»

Mar 27

Historia de la industria del vino en Argentina

La producción y el consumo de la industria del vino en Argentina se remonta a hace más de cuatrocientos años cuando los primeros ejemplares de Vitis vinifera fueron traídos a las Américas por los colonizadores españoles a principios del siglo XVI.

En 1551, las primeras cepas fueron plantadas en Argentina, extendiéndose rápidamente en las zonas central, occidental y noreste del país. Favorecida por las condiciones óptimas del suelo y el clima de la región andina, la industria vitivinícola experimentó un rápido crecimiento.

Los sacerdotes católicos que vinieron a estas tierras plantaron viñedos cerca de sus monasterios para asegurar la provisión de vino para la celebración de la Santa Misa.

Durante el siglo XIX, los inmigrantes europeos introdujeron nuevas técnicas de viticultura y variedades de uva, que encontraron un entorno ideal para su desarrollo en los Andes y el Valle del Río Colorado.

Entre 1850 y 1880, Argentina eventualmente llegó a unirse a las redes económicas internacionales.
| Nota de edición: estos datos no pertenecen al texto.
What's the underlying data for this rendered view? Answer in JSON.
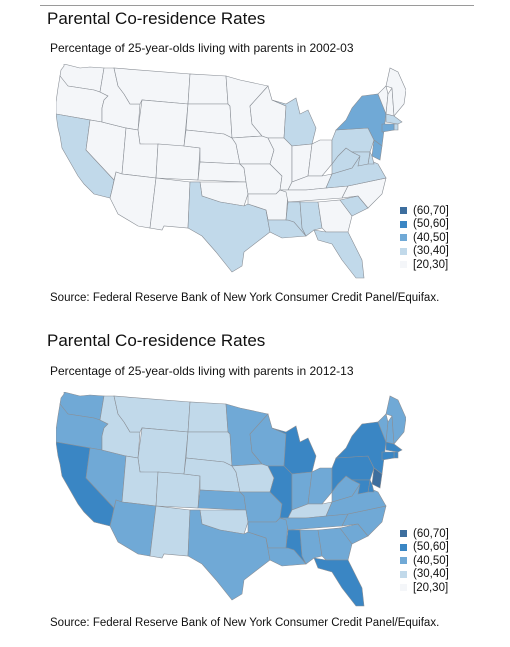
{
  "colors": {
    "(60,70]": "#3d6e9e",
    "(50,60]": "#3a86c4",
    "(40,50]": "#70a9d6",
    "(30,40]": "#c1d9ea",
    "[20,30]": "#f4f6f9"
  },
  "legend": [
    "(60,70]",
    "(50,60]",
    "(40,50]",
    "(30,40]",
    "[20,30]"
  ],
  "maps": [
    {
      "title": "Parental Co-residence Rates",
      "subtitle": "Percentage of 25-year-olds living with parents in 2002-03",
      "source": "Source: Federal Reserve Bank of New York Consumer Credit Panel/Equifax.",
      "states": {
        "WA": "[20,30]",
        "OR": "[20,30]",
        "CA": "(30,40]",
        "NV": "[20,30]",
        "ID": "[20,30]",
        "MT": "[20,30]",
        "WY": "[20,30]",
        "UT": "[20,30]",
        "AZ": "[20,30]",
        "CO": "[20,30]",
        "NM": "[20,30]",
        "ND": "[20,30]",
        "SD": "[20,30]",
        "NE": "[20,30]",
        "KS": "[20,30]",
        "OK": "[20,30]",
        "TX": "(30,40]",
        "MN": "[20,30]",
        "IA": "[20,30]",
        "MO": "[20,30]",
        "AR": "[20,30]",
        "LA": "(30,40]",
        "WI": "[20,30]",
        "IL": "[20,30]",
        "MI": "(30,40]",
        "IN": "[20,30]",
        "OH": "[20,30]",
        "KY": "[20,30]",
        "TN": "[20,30]",
        "MS": "(30,40]",
        "AL": "(30,40]",
        "GA": "[20,30]",
        "FL": "(30,40]",
        "SC": "(30,40]",
        "NC": "[20,30]",
        "VA": "(30,40]",
        "WV": "(30,40]",
        "PA": "(30,40]",
        "NY": "(40,50]",
        "VT": "[20,30]",
        "NH": "[20,30]",
        "ME": "[20,30]",
        "MA": "(30,40]",
        "RI": "(30,40]",
        "CT": "(40,50]",
        "NJ": "(40,50]",
        "DE": "(30,40]",
        "MD": "(30,40]"
      }
    },
    {
      "title": "Parental Co-residence Rates",
      "subtitle": "Percentage of 25-year-olds living with parents in 2012-13",
      "source": "Source: Federal Reserve Bank of New York Consumer Credit Panel/Equifax.",
      "states": {
        "WA": "(40,50]",
        "OR": "(40,50]",
        "CA": "(50,60]",
        "NV": "(40,50]",
        "ID": "(30,40]",
        "MT": "(30,40]",
        "WY": "(30,40]",
        "UT": "(30,40]",
        "AZ": "(40,50]",
        "CO": "(30,40]",
        "NM": "(30,40]",
        "ND": "(30,40]",
        "SD": "(30,40]",
        "NE": "(30,40]",
        "KS": "(40,50]",
        "OK": "(30,40]",
        "TX": "(40,50]",
        "MN": "(40,50]",
        "IA": "(30,40]",
        "MO": "(40,50]",
        "AR": "(40,50]",
        "LA": "(40,50]",
        "WI": "(40,50]",
        "IL": "(50,60]",
        "MI": "(50,60]",
        "IN": "(40,50]",
        "OH": "(40,50]",
        "KY": "(30,40]",
        "TN": "(40,50]",
        "MS": "(50,60]",
        "AL": "(40,50]",
        "GA": "(40,50]",
        "FL": "(50,60]",
        "SC": "(40,50]",
        "NC": "(40,50]",
        "VA": "(40,50]",
        "WV": "(40,50]",
        "PA": "(50,60]",
        "NY": "(50,60]",
        "VT": "(40,50]",
        "NH": "(40,50]",
        "ME": "(40,50]",
        "MA": "(50,60]",
        "RI": "(50,60]",
        "CT": "(50,60]",
        "NJ": "(60,70]",
        "DE": "(50,60]",
        "MD": "(50,60]"
      }
    }
  ]
}
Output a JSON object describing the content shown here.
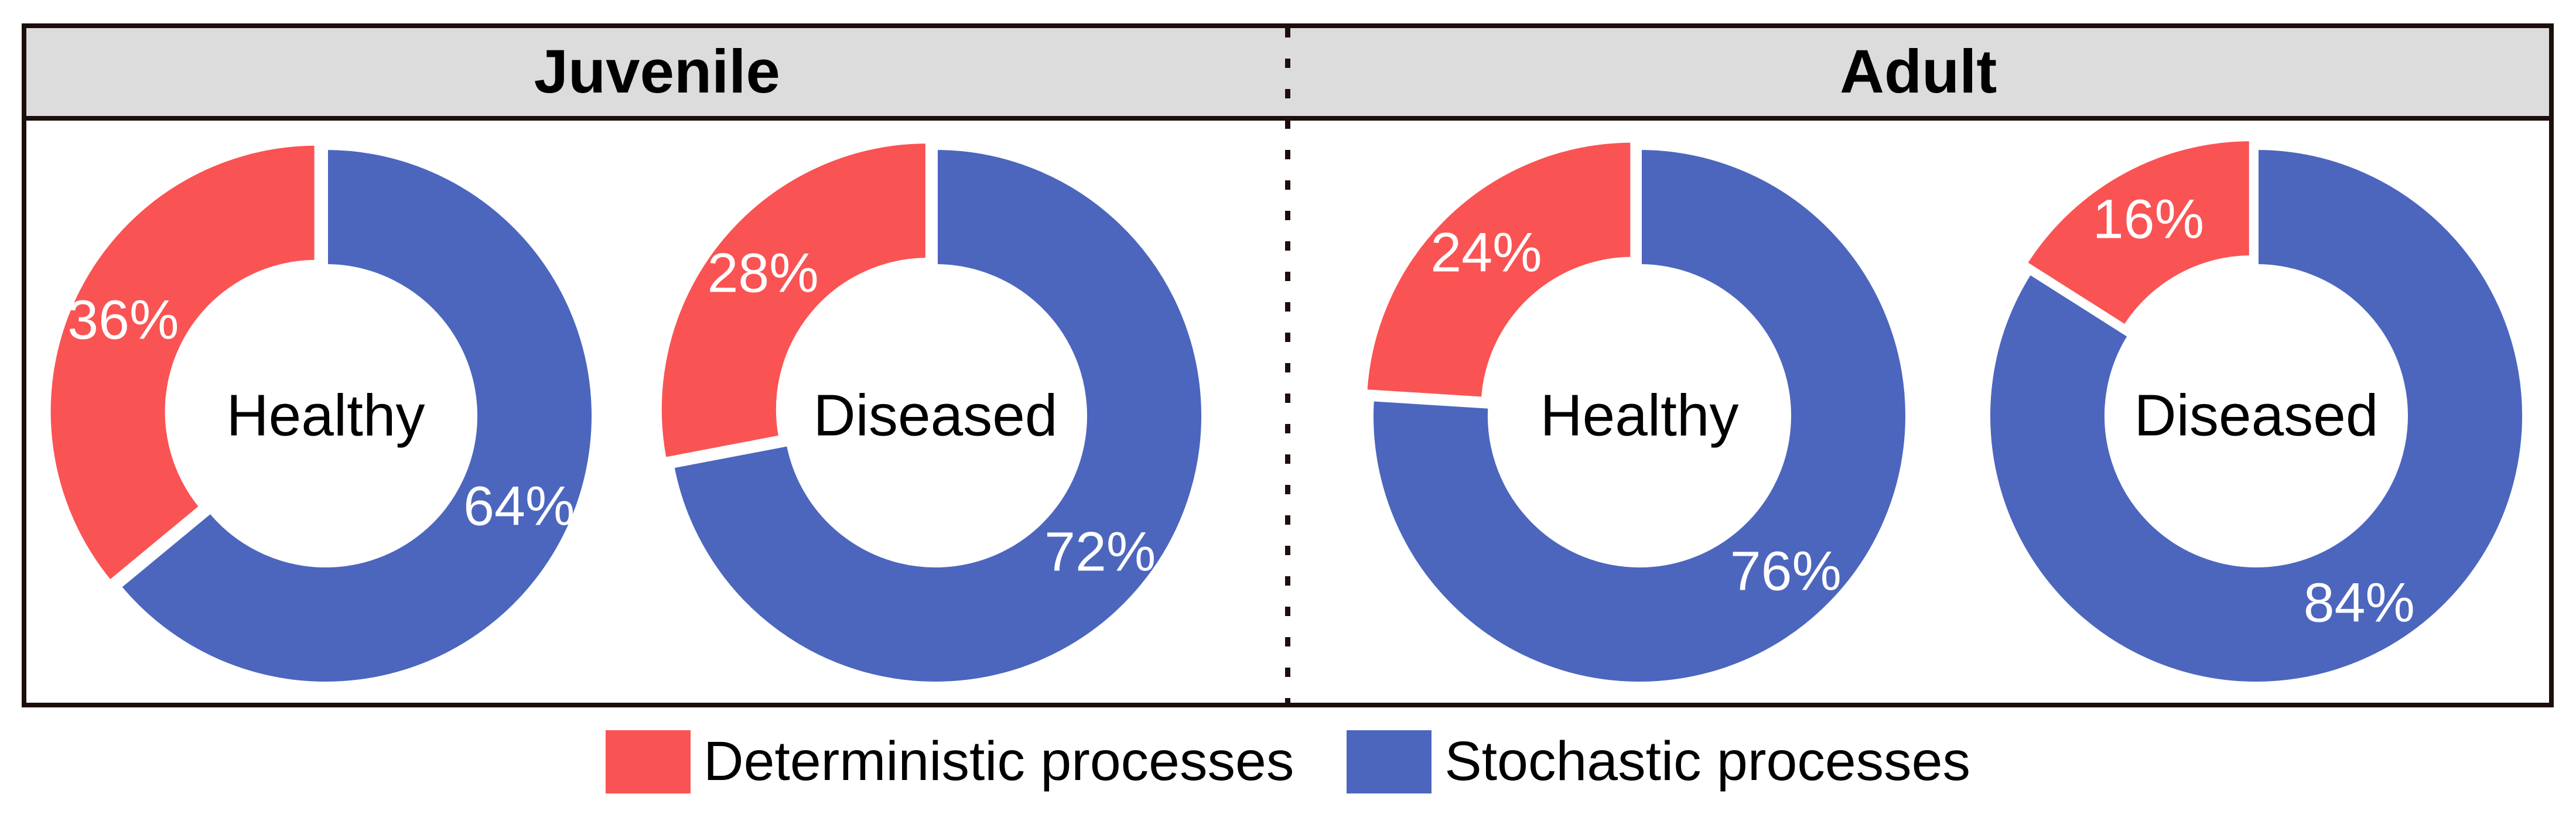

Dos factores lo hicieron posible: la expansión del ferrocarril, que contribuyó al desarrollo de las comunicaciones entre las provincias; Y la incorporación de la Patagonia al territorio nacional después de la Conquista del Desierto, que obligó a los pueblos indígenas de la región a retirarse. La incorporación de tierras adecuadas para la producción agropecuaria y la llegada de inmigrantes sentó las bases para el desarrollo de la industria vitivinícola como industria nacional.

Durante este período, en 1853, se creó en Mendoza la Quinta Normal – la primera escuela de agricultura del país. Michel Aimé Pouget fue nombrado Director de la Quinta y fue el primero en introducir las viñas francesas en Mendoza para promover su cultivo y enseñar métodos científicos para mejorar el desarrollo de los frutos. Tanto Mendoza como San Juan vieron cambios que condujeron a la modernización de la industria.

La aprobación de la Ley de Aguas y la creación del Departamento General de Riego, la implementación de medidas de fomento al desarrollo agrícola y crédito para la implantación de viñedos, la construcción de bodegas y la incorporación de maquinaria y tecnología de vanguardia, así como El desarrollo de recursos humanos cualificados para el desarrollo de la viticultura sobre la base del conocimiento científico contribuyeron a la expansión de la superficie vitivinícola ya un aumento de la cantidad de vino producido.

En 1873, Argentina ya tenía 5.000 acres de viñedos, y en 1893, esa área se había ampliado cinco veces a 25.000 acres.

La expansión de la viña y el crecimiento de las bodegas provocaron cambios en la tierra, el paisaje y la arquitectura.

A principios de 1900, el área de viñedos había alcanzado 519.800 acres.

En la década de 1960 se completó finalmente el sistema de producción y elaboración, con grandes establecimientos vinícolas, embotelladoras y una sólida red de distribución y distribución que cubre los principales centros de consumo de todo el país.

En los años setenta, el modelo predominante, basado en la producción de grandes volúmenes de vinos de baja calidad orientados al mercado interno, colapsó. La entrada de refrescos y cerveza en el mercado condujo a una caída del consumo de vino de mesa de 90 litros per cápita en 1970 a 55 litros per cápita en 1991. Entre 1982 y 1992 se llevó a cabo un extenso desarraigo de viñedos y un 36% De los viñedos existentes.

A finales de los años ochenta y principios de los noventa comenzó una nueva era para la industria vinícola argentina. La llegada del neoliberalismo a la economía nacional llevó a la implementación de un modelo de ajuste y la incorporación de la Argentina al mercado global. Nuevos empresarios locales y extranjeros entraron en escena. Ellos orientaron la industria hacia la producción de pequeños volúmenes de vinos de alta calidad, tanto para la exportación como para el consumo interno. Debido a la incorporación de nuevas tecnologías, sistemas de cultivo, técnicas de selección de uva y sistemas de comercialización, la industria vinícola argentina ha encontrado su lugar en el mercado internacional.